The Ministry of Defence has formed a core group to iron out the wrinkles and put a clear policy framework for defence procurement procedures under the Make-in-India initiative.

The group will submit final solutions on bottleneck issues by June-end, Defence Minister Manohar Parrikar has said.

A part of the group’s brief is to help launch a website listing components and products that will be blocked for import and be sourced indigenously.

Parriker was speaking in Pune at the ‘Make-in-India for Defence’ seminar organised by the Confederation of Indian Industry on Saturday.

“Yesterday, I have formed a core group, which is expected to give its findings on various issues haunting the DPP and many other aspects of defence procurement, and are probably bottlenecks for the make-in-India in defence.”

The Ministry had already identified most of the issues for procurement and done 90 per cent of the work. “The committee will now scrutinise these, add some points, talk to industry and stakeholders for the final time and give us final solutions by June-end,” he said.
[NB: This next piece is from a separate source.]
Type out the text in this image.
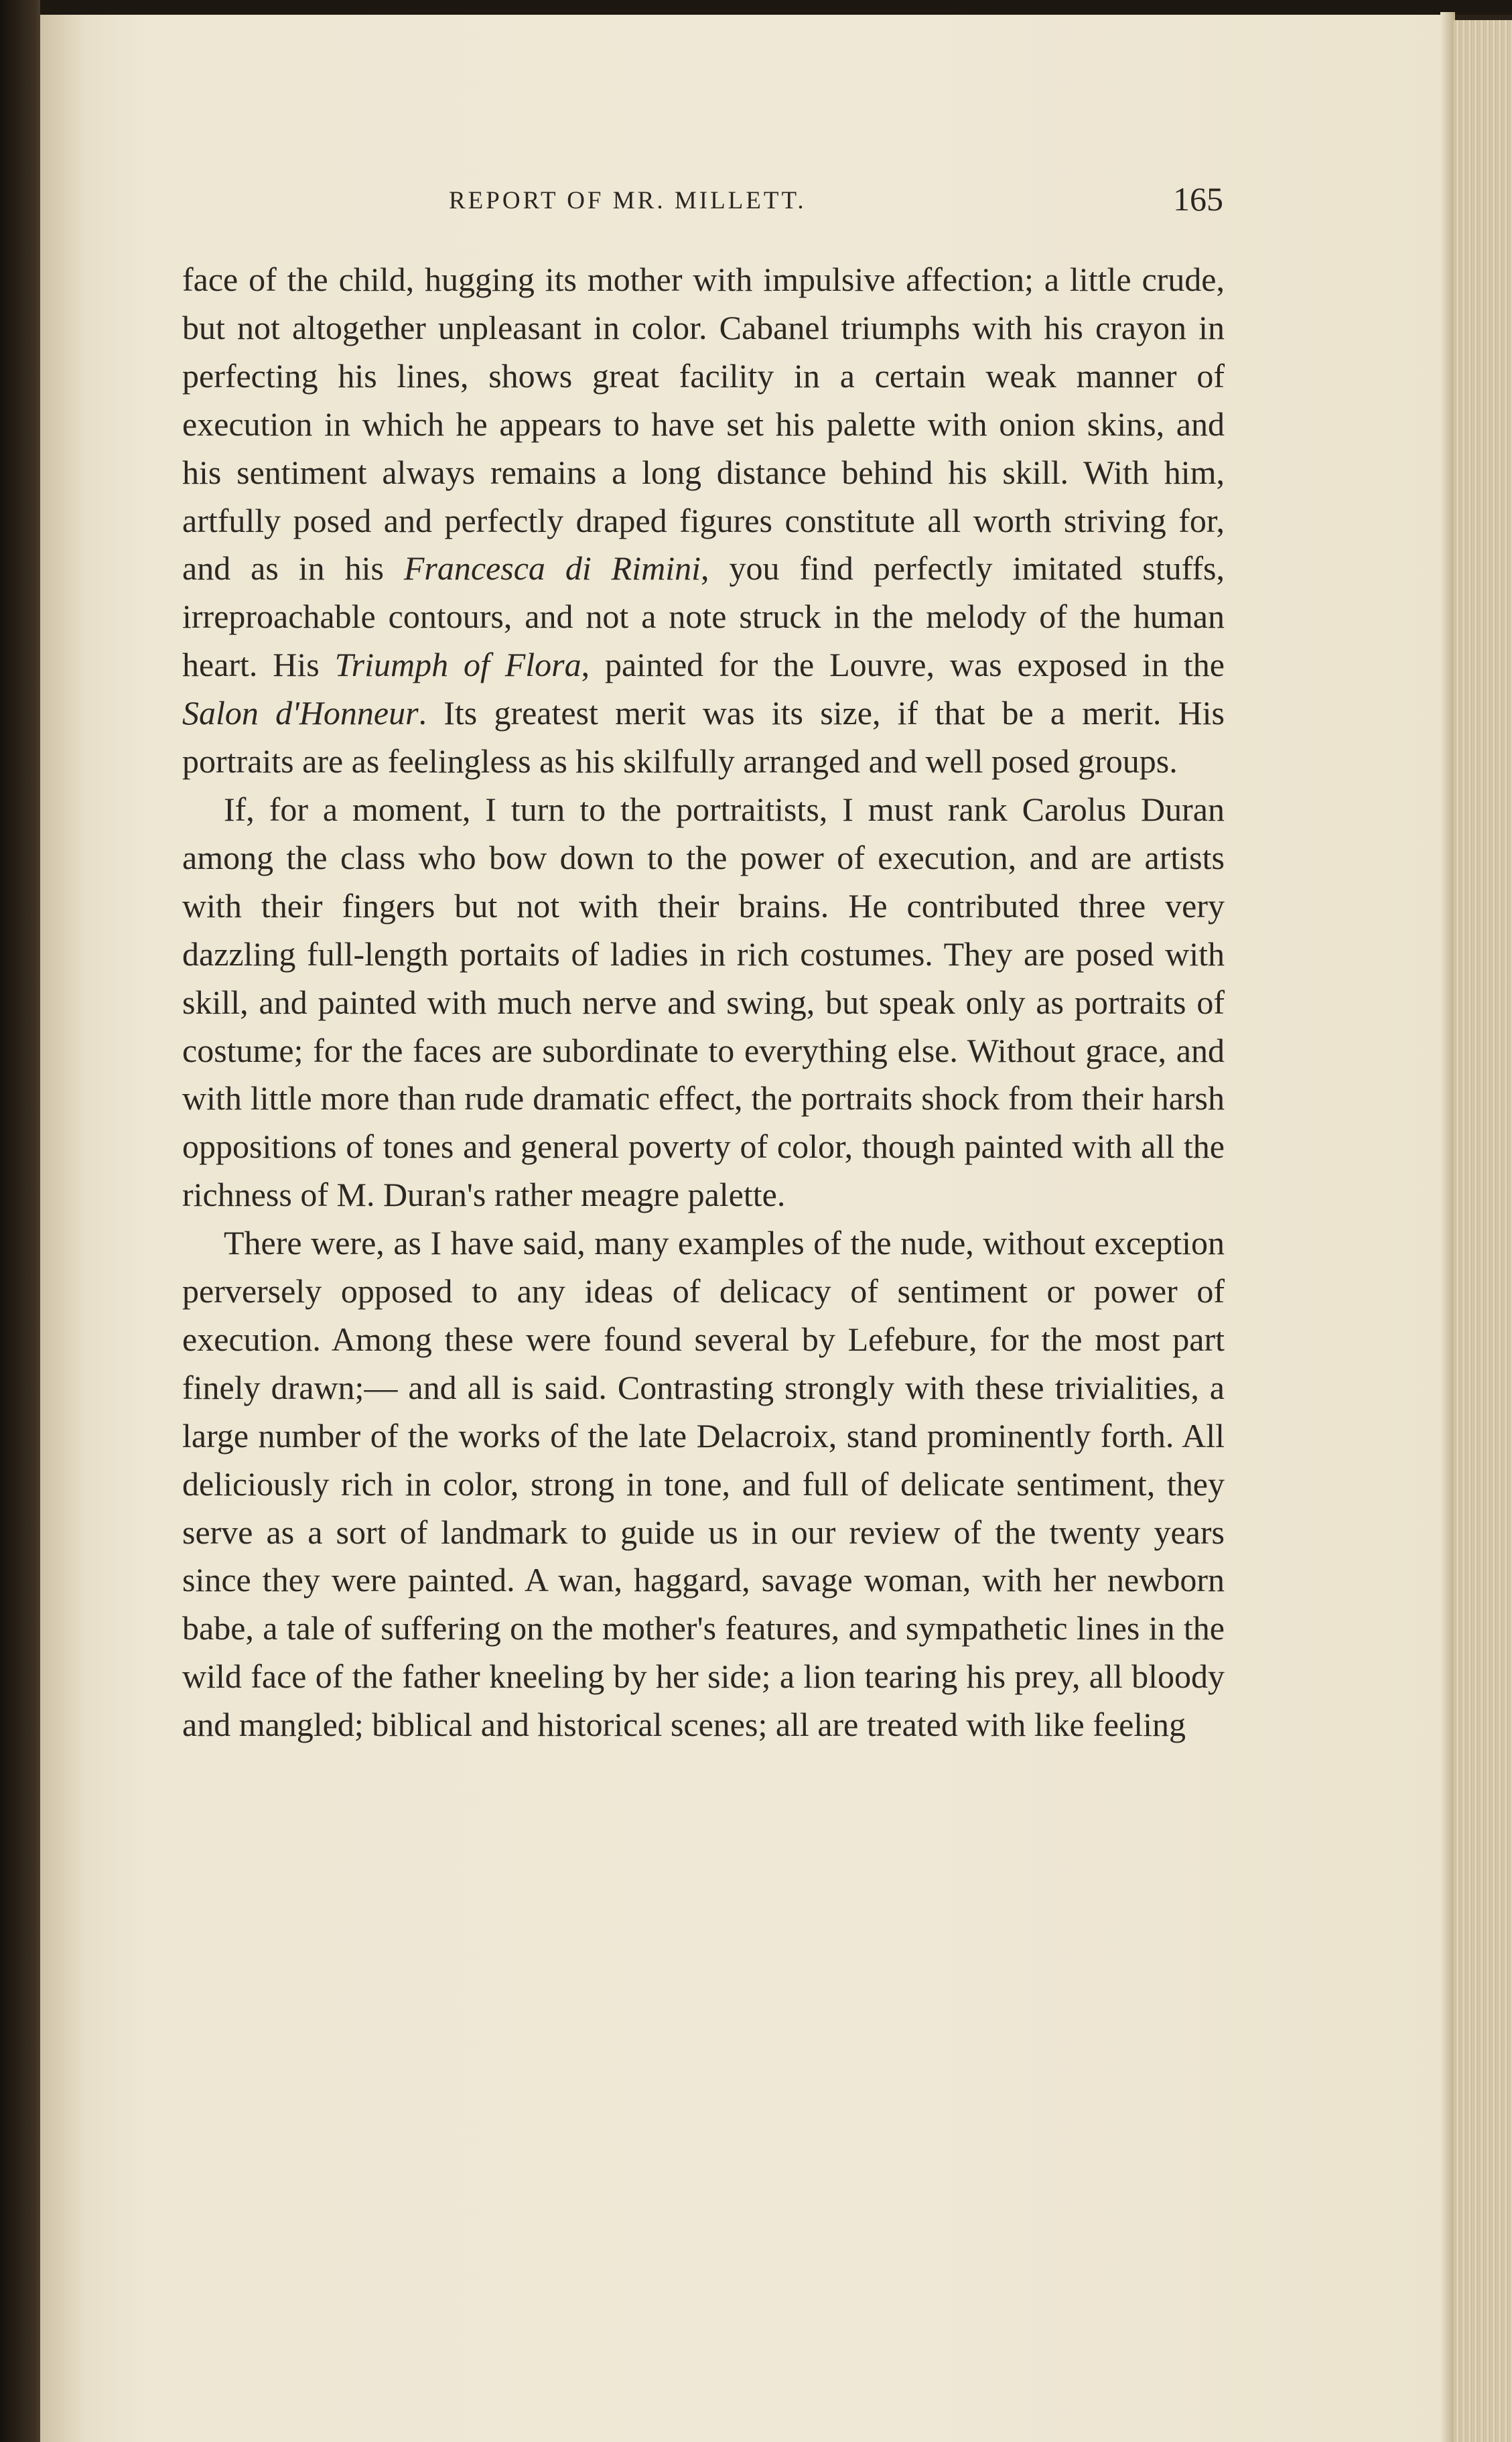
REPORT OF MR. MILLETT.	165

face of the child, hugging its mother with impulsive affection; a little crude, but not altogether unpleasant in color. Cabanel triumphs with his crayon in perfecting his lines, shows great facility in a certain weak manner of execution in which he appears to have set his palette with onion skins, and his sentiment always remains a long distance behind his skill. With him, artfully posed and perfectly draped figures constitute all worth striving for, and as in his Francesca di Rimini, you find perfectly imitated stuffs, irreproachable contours, and not a note struck in the melody of the human heart. His Triumph of Flora, painted for the Louvre, was exposed in the Salon d'Honneur. Its greatest merit was its size, if that be a merit. His portraits are as feelingless as his skilfully arranged and well posed groups.

If, for a moment, I turn to the portraitists, I must rank Carolus Duran among the class who bow down to the power of execution, and are artists with their fingers but not with their brains. He contributed three very dazzling full-length portaits of ladies in rich costumes. They are posed with skill, and painted with much nerve and swing, but speak only as portraits of costume; for the faces are subordinate to everything else. Without grace, and with little more than rude dramatic effect, the portraits shock from their harsh oppositions of tones and general poverty of color, though painted with all the richness of M. Duran's rather meagre palette.

There were, as I have said, many examples of the nude, without exception perversely opposed to any ideas of delicacy of sentiment or power of execution. Among these were found several by Lefebure, for the most part finely drawn;— and all is said. Contrasting strongly with these trivialities, a large number of the works of the late Delacroix, stand prominently forth. All deliciously rich in color, strong in tone, and full of delicate sentiment, they serve as a sort of landmark to guide us in our review of the twenty years since they were painted. A wan, haggard, savage woman, with her newborn babe, a tale of suffering on the mother's features, and sympathetic lines in the wild face of the father kneeling by her side; a lion tearing his prey, all bloody and mangled; biblical and historical scenes; all are treated with like feeling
On the proposed website, Parriker said, “We will put up different types of categorised products from complete products to spare parts, defining the value and quantum required for the next five years.”

Anyone selected for manufacture, and who could successfully make the prototype, will be guaranteed five years’ minimum orders, after which the manufacturer will have to compete.

“It can be a gun or a small component like a rivet,” he said, observing that he was disturbed that HAL was importing rivets required for its planes.

Land Bill will help farmer’s development

Coming down heavily on the Congress’ opposition to the land acquisition bill, he said during 2005-2012 there were land acquisition scams, and huge quantities of land were acquired for SEZs. Only 30 per cent of this was used. The balance was with private parties and no longer belonged to farmers, he added.

“Now, they have suddenly developed nausea, and say that farmers are suffering and come up with an iron-clad land bill that not a single square metre of land can be acquired, even for the purpose of serving the poor,” Parriker quipped.

Land has to be acquired for building roads and canals and setting up transmission lines and industrial corridors. “Isn’t the farmer going to benefit from all these?” he queried.